How does remote working affect career progression in tech?
James Milligan of Hays explores how remote working and digitization could affect the careers of tech professionals.
Remote working and digitization both exploded during the pandemic, with the adoption of new technologies surging several years in just a few months.
This has created a boom in demand within the tech industry for particular skills. There is currently a huge need for expertise in cloud and infrastructure, cybersecurity, data science and change management, to name a few.
But, to build the right tech workforce for our future remote and hybrid world of work, employers need to ensure that their employees have access to the personal and professional development they need, no matter where they are. where they work.
Don’t let the growth of tech talent slow down
Tech workers fear advancing their careers while working from home, with women in tech particularly affected.
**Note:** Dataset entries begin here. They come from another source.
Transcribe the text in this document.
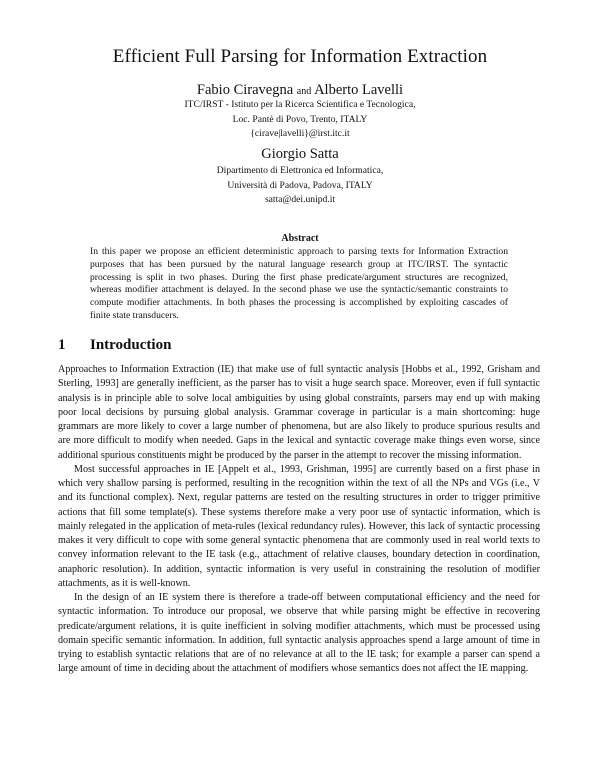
Efficient Full Parsing for Information Extraction
Fabio Ciravegna and Alberto Lavelli
ITC/IRST - Istituto per la Ricerca Scientifica e Tecnologica,
Loc. Pantè di Povo, Trento, ITALY
{cirave|lavelli}@irst.itc.it
Giorgio Satta
Dipartimento di Elettronica ed Informatica,
Università di Padova, Padova, ITALY
satta@dei.unipd.it
Abstract
In this paper we propose an efficient deterministic approach to parsing texts for Information Extraction purposes that has been pursued by the natural language research group at ITC/IRST. The syntactic processing is split in two phases. During the first phase predicate/argument structures are recognized, whereas modifier attachment is delayed. In the second phase we use the syntactic/semantic constraints to compute modifier attachments. In both phases the processing is accomplished by exploiting cascades of finite state transducers.
1 Introduction

Approaches to Information Extraction (IE) that make use of full syntactic analysis [Hobbs et al., 1992, Grisham and Sterling, 1993] are generally inefficient, as the parser has to visit a huge search space. Moreover, even if full syntactic analysis is in principle able to solve local ambiguities by using global constraints, parsers may end up with making poor local decisions by pursuing global analysis. Grammar coverage in particular is a main shortcoming: huge grammars are more likely to cover a large number of phenomena, but are also likely to produce spurious results and are more difficult to modify when needed. Gaps in the lexical and syntactic coverage make things even worse, since additional spurious constituents might be produced by the parser in the attempt to recover the missing information.

Most successful approaches in IE [Appelt et al., 1993, Grishman, 1995] are currently based on a first phase in which very shallow parsing is performed, resulting in the recognition within the text of all the NPs and VGs (i.e., V and its functional complex). Next, regular patterns are tested on the resulting structures in order to trigger primitive actions that fill some template(s). These systems therefore make a very poor use of syntactic information, which is mainly relegated in the application of meta-rules (lexical redundancy rules). However, this lack of syntactic processing makes it very difficult to cope with some general syntactic phenomena that are commonly used in real world texts to convey information relevant to the IE task (e.g., attachment of relative clauses, boundary detection in coordination, anaphoric resolution). In addition, syntactic information is very useful in constraining the resolution of modifier attachments, as it is well-known.

In the design of an IE system there is therefore a trade-off between computational efficiency and the need for syntactic information. To introduce our proposal, we observe that while parsing might be effective in recovering predicate/argument relations, it is quite inefficient in solving modifier attachments, which must be processed using domain specific semantic information. In addition, full syntactic analysis approaches spend a large amount of time in trying to establish syntactic relations that are of no relevance at all to the IE task; for example a parser can spend a large amount of time in deciding about the attachment of modifiers whose semantics does not affect the IE mapping.
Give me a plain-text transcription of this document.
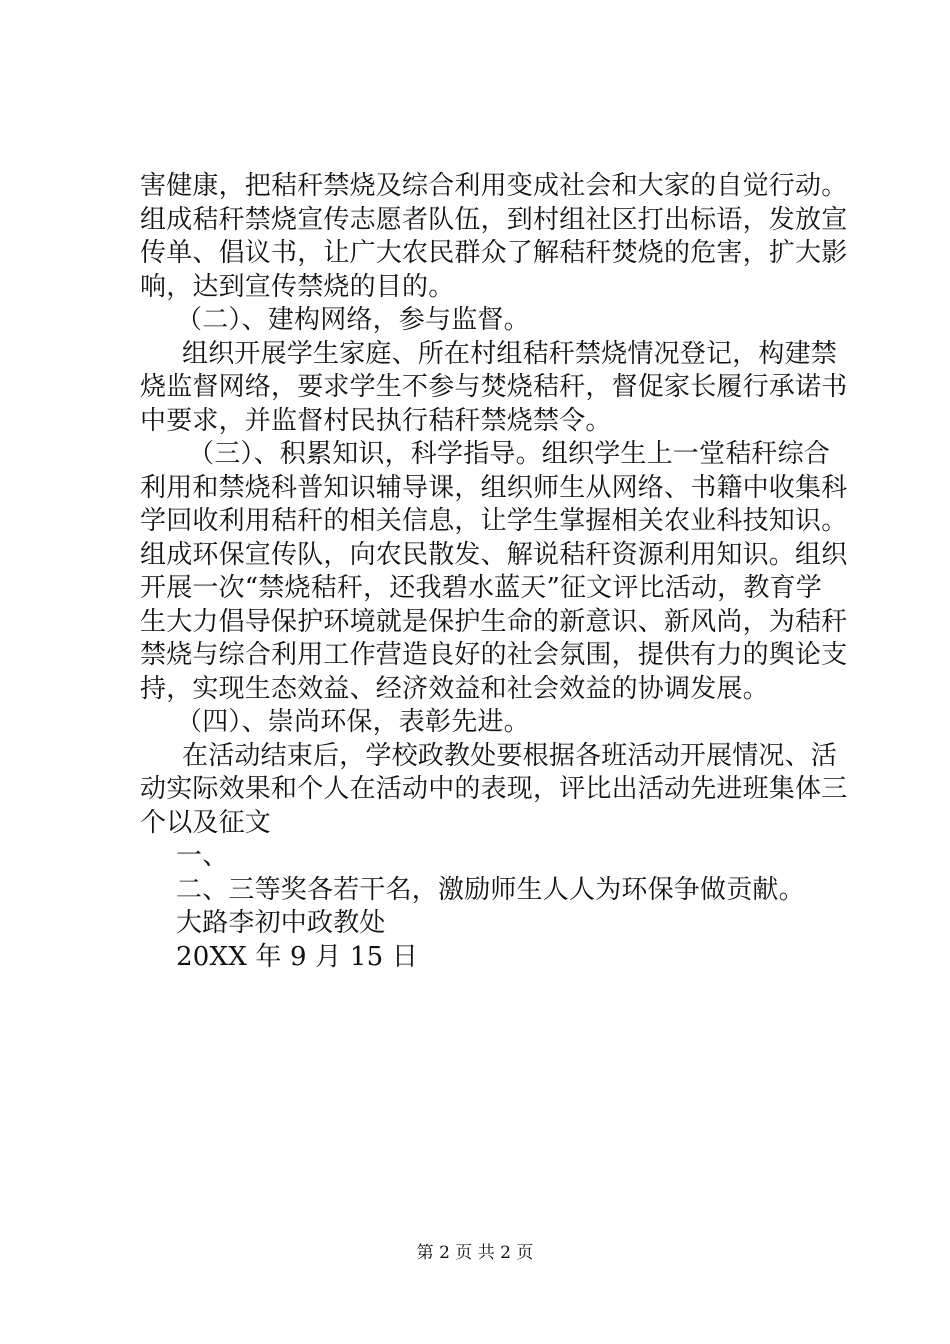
害健康，把秸秆禁烧及综合利用变成社会和大家的自觉行动。
组成秸秆禁烧宣传志愿者队伍，到村组社区打出标语，发放宣
传单、倡议书，让广大农民群众了解秸秆焚烧的危害，扩大影
响，达到宣传禁烧的目的。
（二）、建构网络，参与监督。
组织开展学生家庭、所在村组秸秆禁烧情况登记，构建禁
烧监督网络，要求学生不参与焚烧秸秆，督促家长履行承诺书
中要求，并监督村民执行秸秆禁烧禁令。
（三）、积累知识，科学指导。组织学生上一堂秸秆综合
利用和禁烧科普知识辅导课，组织师生从网络、书籍中收集科
学回收利用秸秆的相关信息，让学生掌握相关农业科技知识。
组成环保宣传队，向农民散发、解说秸秆资源利用知识。组织
开展一次“禁烧秸秆，还我碧水蓝天”征文评比活动，教育学
生大力倡导保护环境就是保护生命的新意识、新风尚，为秸秆
禁烧与综合利用工作营造良好的社会氛围，提供有力的舆论支
持，实现生态效益、经济效益和社会效益的协调发展。
（四）、崇尚环保，表彰先进。
在活动结束后，学校政教处要根据各班活动开展情况、活
动实际效果和个人在活动中的表现，评比出活动先进班集体三
个以及征文
一、
二、三等奖各若干名，激励师生人人为环保争做贡献。
大路李初中政教处
20XX 年 9 月 15 日
第 2 页 共 2 页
Hays research found that more than a third (39%) of the tech workforce surveyed said they believed flexible working limited career development, but this belief varied widely depending on their position. seniority level in the industry.
James Hallahan, director of Hays Technology UK and Ireland, said when it comes to the impact of flexible working on career progression, there is a “pretty stark disparity” between the most senior staff. old and newer.
Manager-level professionals, for example, are the least likely to think flexible working limits their career progression (70%) – perhaps because they have already built a successful career and have strong networks. . In contrast, just over half of technology graduates are concerned about the effect on their careers.
To overcome this, organizations must prioritize the personal and professional development of all their staff, from juniors to seniors. There are many ways to do this, from online learning to matchmaking programs and professional qualifications.
Focus on early career development
MIT Sloan Management Review reports that working remotely actually improves early career employee confidence by 80%. In addition, it allows geographically distant colleagues to connect and leaders to rotate staff between different departments to help early career employees learn on the job and share knowledge.
This then helps them understand what interests them most, which will allow them to progress faster.
However, other research reveals that a lack of mentoring and training due to remote working can affect staff, with just 18% of bosses surveyed scheduling weekly one-on-one meetings during the pandemic, for example. .
This type of regular telecommuting contact is essential for first-time buyers, especially when they don’t have the opportunity to learn by osmosis as they would when working alongside more experienced colleagues in an office.
So make sure you maintain the support and development of your staff, especially your early career employees, even when working remotely.
What employers can do
To tackle the complex issue of remote staff career progression, e-learning initiatives have grown in popularity, with technology companies creating a range of training opportunities for staff, using both distance and classroom resources. Here are a few examples that highlight some potential options for your business:
Invest in training all your staff, not just technicians
With the advancement of digitization, many non-tech workers may need to move into more tech-oriented roles in the future. It is important to provide training for both these workers and your current tech workforce.
Amazon, for example, has pledged $ 700 million for skills upgrading and training in multiple departments as part of its Upskilling 2025 initiative. This includes the introduction of a machine learning university to help workers technology to develop their machine learning skills.
Customize your learning platforms according to the individual
Everyone learns in different ways. While some people prefer online lessons, others may want to sit in a classroom. In addition, everyone’s learning pace differs. It is therefore important to personalize your learning initiatives to give everyone the best chance for success.
Mastercard, for example, launched its Degreed learning platform to deliver personalized learning experiences and help staff access the right resources for their career progression. Launched in 2016, the platform has grown steadily during the pandemic and recently achieved 96% engagement levels with staff.
Explore state-of-the-art learning tools
VR, or “v-learning,” for example, is gaining popularity in the tech industry. This tool can create virtual learning environments that allow training and development programs to be delivered in an immersive way.
In fact, a PwC study on the use of VR in soft skills training found that VR-trained learners were 275% more confident to act on what they learned after training, which represented a 40% improvement over similar classroom training and a 35% improvement over e-learning methods.
Career development is more important than ever
Thanks to the rise of remote work, the ownership of the career now belongs to the individual. But in the competitive and dynamic world of technology, organizations need to help every staff member thrive and develop the right skills for the future.
With the advancement of digitization and the growing lack of digital skills, there has never been a more important time for technology leaders to help their teams grow their careers the right way, whether they are working remotely. or not.